Pour autant, « (...) 87% des personnes interrogées
souhaitent que ce type d'événements soit renouvelé
à l'avenir ( · · ·) »213. Cela
signifie que l'opération est correctement articulée et que les
investissements financiers ne sont pas futiles. Les énergies des
organisateurs du projet sont communes pour un même projet, les
administrateurs institutionnels s'appuyant sur un large réseau de
partenaires qui prolongent intellectuellement les enjeux financiers
engagés pour proposer une offre fiable et de qualité. Le projet
se doit d'être une réussite intellectuelle et culturelle, il doit
aussi être une réussite touristique - par la fréquentation
qu'il engendre - et économique avec des retombées, de
préférence positives. Cependant, il ne pourrait pas être
qu'une réussite touristique et économique. Si « pendant
longtemps, on a considéré que mêler les problèmes
d'argent aux problèmes de culture constituait une sorte de non-sens,
quasiment une incongruité. Certains conservent d'ailleurs toujours
l'arrière-pensée qu'il ne faudrait pas parler d'argent quand on
parle de culture. Mais nous savons bien que tout doit se mesurer, et que
l'argent constitue l'un de ces moyens de mesure (même si ce n'est
évidemment pas le seul). S'il ne faut pas trop parler d'argent, il faut
toujours parler d'efficacité, car il est inadmissible de ne pas
être efficace dans quelque domaine que ce soit où on utilise de
l'argent, qu'il soit public ou privé. »214. Cette
efficacité se mesure également avec les retombées plus
immatérielles telle la présence médiatique,
l'attractivité engendrée et aussi la pérennité
intellectuelle et physique qu'il va léguer à la
postérité. Actes, publications participent à cette
dernière, les rénovations apportées aux bâtiments et
aux objets paraissent être engagées pour plusieurs
générations, de même que les projets intellectuels qui sont
le fruit de ces événements.
213 Cf. Etude IFOP, op.cit, p.17.
214Intervention de R .Mézin dans M.Gabillard,
R.Mezin, F. Thorel, « Culture et gestion, le point de vue des élus
locaux », P.42
Enfin, s'il nous semblait de prime abord qu'il puisse y avoir
une certaine instrumentalisation de la culture, dès lors que notre
regard est extérieur. Il apparaît en fait que
l'événement soit profitable aux musées dans tous les sens
du terme et que tous les professionnels de la culture soient plutôt
satisfaits que leurs services puissent être mis à profit lors
d'événements d'une telle ampleur. « C'est un travail
concerté, le professionnel a besoin du politique pour le budget,
l'élu a besoin du professionnel pour l'approche scientifique
».215 L'événement est conçu en amont, il
n'est là que parce qu'il s'appuie sur un patrimoine existant pour
illustrer son propos et s'articule comme un temps fort par rapport aux
programmations que proposent les musées aux publics. La
difficulté consiste toutefois à éviter que les
investissements conséquents qui sont déployés pour les
manifestations événementielles ne soient pas mieux
répartis au fil des ans afin d'être disponible de façon
pérenne.
Néanmoins, les événements sont
bénéfiques aux musées à plus d'un titre. Ils
donnent lieu à une fréquentation plus importante et
diversifiée en matière de publics grâce aux moyens qui sont
déployés proposant ainsi une communication opérationnelle.

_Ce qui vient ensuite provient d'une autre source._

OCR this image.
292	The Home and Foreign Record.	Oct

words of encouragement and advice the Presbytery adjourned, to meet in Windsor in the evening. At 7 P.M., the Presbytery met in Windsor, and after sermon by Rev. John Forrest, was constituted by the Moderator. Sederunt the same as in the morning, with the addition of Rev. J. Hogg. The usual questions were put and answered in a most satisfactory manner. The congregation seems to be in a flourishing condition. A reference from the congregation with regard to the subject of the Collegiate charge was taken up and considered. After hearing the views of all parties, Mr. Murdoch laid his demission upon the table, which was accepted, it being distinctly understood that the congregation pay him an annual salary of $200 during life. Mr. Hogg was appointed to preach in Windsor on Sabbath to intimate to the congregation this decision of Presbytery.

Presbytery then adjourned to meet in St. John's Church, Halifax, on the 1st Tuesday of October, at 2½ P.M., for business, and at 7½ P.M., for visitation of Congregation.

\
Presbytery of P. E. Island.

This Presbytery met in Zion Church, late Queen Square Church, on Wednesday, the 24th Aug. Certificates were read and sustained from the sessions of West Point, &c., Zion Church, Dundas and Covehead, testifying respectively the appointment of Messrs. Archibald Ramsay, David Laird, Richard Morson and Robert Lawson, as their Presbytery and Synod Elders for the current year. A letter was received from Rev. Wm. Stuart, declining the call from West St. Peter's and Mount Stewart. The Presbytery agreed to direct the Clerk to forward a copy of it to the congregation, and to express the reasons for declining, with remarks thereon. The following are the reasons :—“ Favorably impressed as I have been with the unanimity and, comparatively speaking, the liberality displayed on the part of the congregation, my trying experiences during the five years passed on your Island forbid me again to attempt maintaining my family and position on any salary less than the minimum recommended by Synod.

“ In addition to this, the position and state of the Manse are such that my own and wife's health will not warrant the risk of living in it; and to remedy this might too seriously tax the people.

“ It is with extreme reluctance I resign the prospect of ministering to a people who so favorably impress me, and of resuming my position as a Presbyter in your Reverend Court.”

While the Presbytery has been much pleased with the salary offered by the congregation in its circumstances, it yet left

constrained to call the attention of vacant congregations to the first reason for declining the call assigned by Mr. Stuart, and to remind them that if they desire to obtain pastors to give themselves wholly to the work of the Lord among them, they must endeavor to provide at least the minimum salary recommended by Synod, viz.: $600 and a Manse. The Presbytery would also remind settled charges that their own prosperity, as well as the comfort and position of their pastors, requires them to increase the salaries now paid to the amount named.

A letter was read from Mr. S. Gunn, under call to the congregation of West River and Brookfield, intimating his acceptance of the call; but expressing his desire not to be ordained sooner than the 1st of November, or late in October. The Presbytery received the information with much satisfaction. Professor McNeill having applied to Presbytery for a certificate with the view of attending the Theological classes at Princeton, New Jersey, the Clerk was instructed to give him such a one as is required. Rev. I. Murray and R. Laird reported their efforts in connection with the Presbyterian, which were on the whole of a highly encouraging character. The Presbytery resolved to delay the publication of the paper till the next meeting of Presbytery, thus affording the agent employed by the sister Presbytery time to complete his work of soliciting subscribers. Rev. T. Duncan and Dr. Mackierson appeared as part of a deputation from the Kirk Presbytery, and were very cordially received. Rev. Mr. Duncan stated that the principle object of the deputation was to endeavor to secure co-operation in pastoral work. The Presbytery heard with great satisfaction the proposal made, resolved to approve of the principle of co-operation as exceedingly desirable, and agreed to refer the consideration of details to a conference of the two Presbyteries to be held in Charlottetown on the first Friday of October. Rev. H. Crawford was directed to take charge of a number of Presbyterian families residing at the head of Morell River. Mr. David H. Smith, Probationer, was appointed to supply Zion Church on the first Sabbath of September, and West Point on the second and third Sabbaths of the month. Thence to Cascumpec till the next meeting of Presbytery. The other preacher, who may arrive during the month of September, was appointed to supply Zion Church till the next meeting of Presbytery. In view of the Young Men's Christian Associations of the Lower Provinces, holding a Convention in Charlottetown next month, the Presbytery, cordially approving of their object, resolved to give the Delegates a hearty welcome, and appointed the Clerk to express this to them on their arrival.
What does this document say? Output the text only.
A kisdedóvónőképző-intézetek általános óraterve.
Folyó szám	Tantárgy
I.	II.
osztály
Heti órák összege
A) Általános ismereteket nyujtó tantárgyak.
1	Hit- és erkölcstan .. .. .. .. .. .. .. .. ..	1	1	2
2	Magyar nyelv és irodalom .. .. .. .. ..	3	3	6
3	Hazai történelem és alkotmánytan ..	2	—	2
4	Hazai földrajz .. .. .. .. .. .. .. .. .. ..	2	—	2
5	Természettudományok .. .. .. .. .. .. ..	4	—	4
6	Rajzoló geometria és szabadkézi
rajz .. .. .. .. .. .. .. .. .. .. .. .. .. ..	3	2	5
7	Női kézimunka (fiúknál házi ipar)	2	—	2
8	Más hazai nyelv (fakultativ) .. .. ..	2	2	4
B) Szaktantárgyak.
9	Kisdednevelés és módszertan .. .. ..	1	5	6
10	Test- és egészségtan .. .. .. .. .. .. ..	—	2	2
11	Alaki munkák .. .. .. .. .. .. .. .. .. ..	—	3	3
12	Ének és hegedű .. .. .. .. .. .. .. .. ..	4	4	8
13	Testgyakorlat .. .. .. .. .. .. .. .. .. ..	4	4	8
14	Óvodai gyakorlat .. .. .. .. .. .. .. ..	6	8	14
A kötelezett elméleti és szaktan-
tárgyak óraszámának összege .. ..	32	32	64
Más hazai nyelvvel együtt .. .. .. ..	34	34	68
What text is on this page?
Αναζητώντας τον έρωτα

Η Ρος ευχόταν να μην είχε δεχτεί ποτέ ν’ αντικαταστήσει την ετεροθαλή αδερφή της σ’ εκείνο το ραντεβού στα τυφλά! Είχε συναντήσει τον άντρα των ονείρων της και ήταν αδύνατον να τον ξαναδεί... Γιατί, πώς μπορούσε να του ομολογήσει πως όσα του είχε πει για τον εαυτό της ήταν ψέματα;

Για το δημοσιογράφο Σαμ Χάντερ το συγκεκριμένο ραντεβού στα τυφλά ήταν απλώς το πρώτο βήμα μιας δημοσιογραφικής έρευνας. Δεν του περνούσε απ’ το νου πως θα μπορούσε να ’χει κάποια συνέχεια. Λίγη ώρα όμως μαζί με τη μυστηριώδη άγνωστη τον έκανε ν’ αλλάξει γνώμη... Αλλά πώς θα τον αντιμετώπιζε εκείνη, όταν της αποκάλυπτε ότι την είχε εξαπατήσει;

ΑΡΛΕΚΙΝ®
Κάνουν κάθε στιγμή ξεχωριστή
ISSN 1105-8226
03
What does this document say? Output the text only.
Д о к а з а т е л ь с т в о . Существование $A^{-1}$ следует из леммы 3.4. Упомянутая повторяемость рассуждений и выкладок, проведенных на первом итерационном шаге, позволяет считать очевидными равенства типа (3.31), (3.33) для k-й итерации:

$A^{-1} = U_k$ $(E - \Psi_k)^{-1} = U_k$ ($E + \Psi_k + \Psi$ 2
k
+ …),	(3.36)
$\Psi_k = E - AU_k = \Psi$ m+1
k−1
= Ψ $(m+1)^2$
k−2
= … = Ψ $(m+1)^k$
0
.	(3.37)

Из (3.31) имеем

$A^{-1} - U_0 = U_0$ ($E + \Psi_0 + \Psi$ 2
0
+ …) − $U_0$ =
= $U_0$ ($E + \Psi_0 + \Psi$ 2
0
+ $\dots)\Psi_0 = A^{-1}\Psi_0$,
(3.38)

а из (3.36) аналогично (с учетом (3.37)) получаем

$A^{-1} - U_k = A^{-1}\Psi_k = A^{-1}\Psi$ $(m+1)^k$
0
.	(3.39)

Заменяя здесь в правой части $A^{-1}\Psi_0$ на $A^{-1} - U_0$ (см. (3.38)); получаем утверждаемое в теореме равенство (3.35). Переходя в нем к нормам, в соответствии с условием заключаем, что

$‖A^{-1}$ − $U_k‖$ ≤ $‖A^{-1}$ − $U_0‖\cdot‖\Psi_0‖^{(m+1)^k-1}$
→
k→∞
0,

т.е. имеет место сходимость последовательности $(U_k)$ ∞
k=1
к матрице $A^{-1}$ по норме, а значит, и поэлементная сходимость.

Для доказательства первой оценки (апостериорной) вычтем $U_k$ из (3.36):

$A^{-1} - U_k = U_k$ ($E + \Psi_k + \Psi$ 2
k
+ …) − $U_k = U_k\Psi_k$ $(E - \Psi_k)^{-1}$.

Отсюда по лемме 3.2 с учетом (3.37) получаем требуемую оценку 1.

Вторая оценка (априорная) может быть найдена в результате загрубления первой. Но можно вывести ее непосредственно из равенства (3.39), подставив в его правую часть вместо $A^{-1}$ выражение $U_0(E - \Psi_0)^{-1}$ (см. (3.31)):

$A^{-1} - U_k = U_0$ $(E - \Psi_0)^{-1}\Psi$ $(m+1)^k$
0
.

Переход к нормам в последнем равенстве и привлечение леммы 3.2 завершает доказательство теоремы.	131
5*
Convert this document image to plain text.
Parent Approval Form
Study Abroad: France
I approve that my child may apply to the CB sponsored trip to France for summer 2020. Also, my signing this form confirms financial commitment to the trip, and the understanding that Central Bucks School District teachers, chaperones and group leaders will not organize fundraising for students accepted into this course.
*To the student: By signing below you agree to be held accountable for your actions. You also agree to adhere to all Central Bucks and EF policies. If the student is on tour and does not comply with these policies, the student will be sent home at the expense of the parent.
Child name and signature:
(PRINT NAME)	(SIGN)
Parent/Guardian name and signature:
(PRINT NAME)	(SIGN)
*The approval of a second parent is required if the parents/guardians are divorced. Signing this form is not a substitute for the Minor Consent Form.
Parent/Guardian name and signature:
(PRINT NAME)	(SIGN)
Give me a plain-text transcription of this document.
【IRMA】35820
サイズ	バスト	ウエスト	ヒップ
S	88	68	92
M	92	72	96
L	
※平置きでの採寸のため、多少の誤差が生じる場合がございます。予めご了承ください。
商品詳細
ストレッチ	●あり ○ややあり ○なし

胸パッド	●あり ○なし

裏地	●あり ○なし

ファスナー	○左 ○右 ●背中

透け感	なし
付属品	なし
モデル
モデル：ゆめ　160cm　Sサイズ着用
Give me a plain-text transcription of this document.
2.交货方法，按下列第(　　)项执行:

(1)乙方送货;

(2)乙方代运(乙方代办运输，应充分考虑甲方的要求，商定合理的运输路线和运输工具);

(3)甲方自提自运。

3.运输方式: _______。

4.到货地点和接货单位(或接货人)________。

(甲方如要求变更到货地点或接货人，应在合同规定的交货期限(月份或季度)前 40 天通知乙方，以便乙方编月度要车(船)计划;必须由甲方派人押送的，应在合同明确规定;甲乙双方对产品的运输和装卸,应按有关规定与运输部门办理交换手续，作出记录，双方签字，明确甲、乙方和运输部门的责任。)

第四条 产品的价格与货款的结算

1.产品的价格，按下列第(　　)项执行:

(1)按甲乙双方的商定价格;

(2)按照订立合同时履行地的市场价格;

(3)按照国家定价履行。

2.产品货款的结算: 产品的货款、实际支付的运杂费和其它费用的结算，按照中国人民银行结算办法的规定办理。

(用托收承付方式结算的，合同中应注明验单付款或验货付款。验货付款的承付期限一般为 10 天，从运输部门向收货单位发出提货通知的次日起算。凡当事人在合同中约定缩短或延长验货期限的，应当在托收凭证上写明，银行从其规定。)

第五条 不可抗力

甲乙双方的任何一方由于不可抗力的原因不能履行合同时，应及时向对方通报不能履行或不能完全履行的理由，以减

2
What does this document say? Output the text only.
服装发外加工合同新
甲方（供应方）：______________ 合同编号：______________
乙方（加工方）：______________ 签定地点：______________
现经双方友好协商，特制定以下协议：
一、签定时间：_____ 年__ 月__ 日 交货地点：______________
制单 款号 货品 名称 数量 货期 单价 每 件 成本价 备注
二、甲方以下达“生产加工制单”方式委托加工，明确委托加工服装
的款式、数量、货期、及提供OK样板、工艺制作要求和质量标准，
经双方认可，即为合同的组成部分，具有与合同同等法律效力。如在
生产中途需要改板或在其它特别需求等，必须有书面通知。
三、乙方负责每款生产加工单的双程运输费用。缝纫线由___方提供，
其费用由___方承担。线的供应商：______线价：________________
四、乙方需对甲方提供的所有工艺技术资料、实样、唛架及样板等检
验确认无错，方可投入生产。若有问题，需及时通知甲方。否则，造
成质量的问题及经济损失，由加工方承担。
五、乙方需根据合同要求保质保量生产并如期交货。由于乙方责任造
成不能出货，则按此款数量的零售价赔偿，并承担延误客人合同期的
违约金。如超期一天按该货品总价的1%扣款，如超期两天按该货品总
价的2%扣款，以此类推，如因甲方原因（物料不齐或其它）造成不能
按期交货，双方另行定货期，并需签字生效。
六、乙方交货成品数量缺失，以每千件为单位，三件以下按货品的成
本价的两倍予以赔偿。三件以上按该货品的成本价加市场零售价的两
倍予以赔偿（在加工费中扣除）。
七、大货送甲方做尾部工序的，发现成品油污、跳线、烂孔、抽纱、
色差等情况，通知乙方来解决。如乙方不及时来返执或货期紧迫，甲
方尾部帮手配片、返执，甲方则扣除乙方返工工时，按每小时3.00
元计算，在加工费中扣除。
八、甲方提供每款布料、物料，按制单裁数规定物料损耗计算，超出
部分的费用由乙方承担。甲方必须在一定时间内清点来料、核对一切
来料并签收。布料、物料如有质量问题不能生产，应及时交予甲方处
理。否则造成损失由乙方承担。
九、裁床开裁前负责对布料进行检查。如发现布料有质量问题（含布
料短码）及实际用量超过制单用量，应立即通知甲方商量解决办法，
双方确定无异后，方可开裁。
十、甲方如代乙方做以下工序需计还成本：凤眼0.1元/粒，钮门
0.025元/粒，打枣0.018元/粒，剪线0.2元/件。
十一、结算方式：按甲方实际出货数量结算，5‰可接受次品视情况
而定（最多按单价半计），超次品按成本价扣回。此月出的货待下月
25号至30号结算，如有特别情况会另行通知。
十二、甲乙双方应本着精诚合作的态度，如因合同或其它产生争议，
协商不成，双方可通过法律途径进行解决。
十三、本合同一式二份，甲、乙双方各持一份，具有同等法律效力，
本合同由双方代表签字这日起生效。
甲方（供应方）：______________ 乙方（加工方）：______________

Ces rendez-vous permettent aux musées de remplir leurs missions de
façon accélérée, parce que tous les professionnels
oeuvrent dans le même sens. Les moyens étant mutualisés, il
devient plus simple de collaborer. L'étude des collections se voit
renforcée grâce à leurs restaurations. S'adapter aux
nouveaux enjeux sociétaux est un des défis actuels des
musées notamment en s'articulant à l'économie, en veillant
toutefois à conserver leur intégrité.
On peut se demander à une échelle plus
importante, si l'événementiel n'est pas une solution par
défaut pour les collectivités suscitée par la
fugacité des mandats et la difficulté de reconduire les actions
culturelles d'une politique opposée. D'où la
nécessité parallèle d'un travail continu d'inscription
territoriale de la culture et de mobilisation des acteurs pour éviter
leur instrumentalisation.
On constate, spécifiquement pour Nancy, que les trois
grands événements ont coïncidé avec la
rénovation des trois grands musées. On pourrait s'interroger,
dans un autre cadre, sur le jardin botanique, l'aquarium et le musée du
fer. Seraient-ils susceptibles d'être aussi porteurs de manifestations
telles que « l'Année de l'Ecole de Nancy » et « Le temps
des Lumières » l'ont été ? Ce sur quoi un opposant de
la majorité ironisait en disant que
215 Entretien téléphonique avec Mme
Véronique Noël le 11/03/2010.
Nancy ne pouvait pas en permanence faire des grands
événements en « remontant jusqu'aux temps
préhistoriques », signifiant ainsi l'épuisement des
possibilités patrimoniales comme un des risques pour la ville et sa
Communauté Urbaine. On peut lui rétorquer qu'il existe
différents angles d'approches d'une thématique muséale et
patrimoniale et que souvent, au fil du temps, on revoit ses positions. De
même, les investissements consentis en 1999 pour le Musée de
l'Ecole de Nancy et le Musée des Beaux Arts, en 2005 pour les
collections du Musée des Beaux Arts et le patrimoine XVIIIe de la ville
ou pour le Musée Lorrain, ne répondront peut être plus,
d'ici peu, aux problématiques sociétales actuelles et qu'il
serait alors de bon temps de revoir ces jugements.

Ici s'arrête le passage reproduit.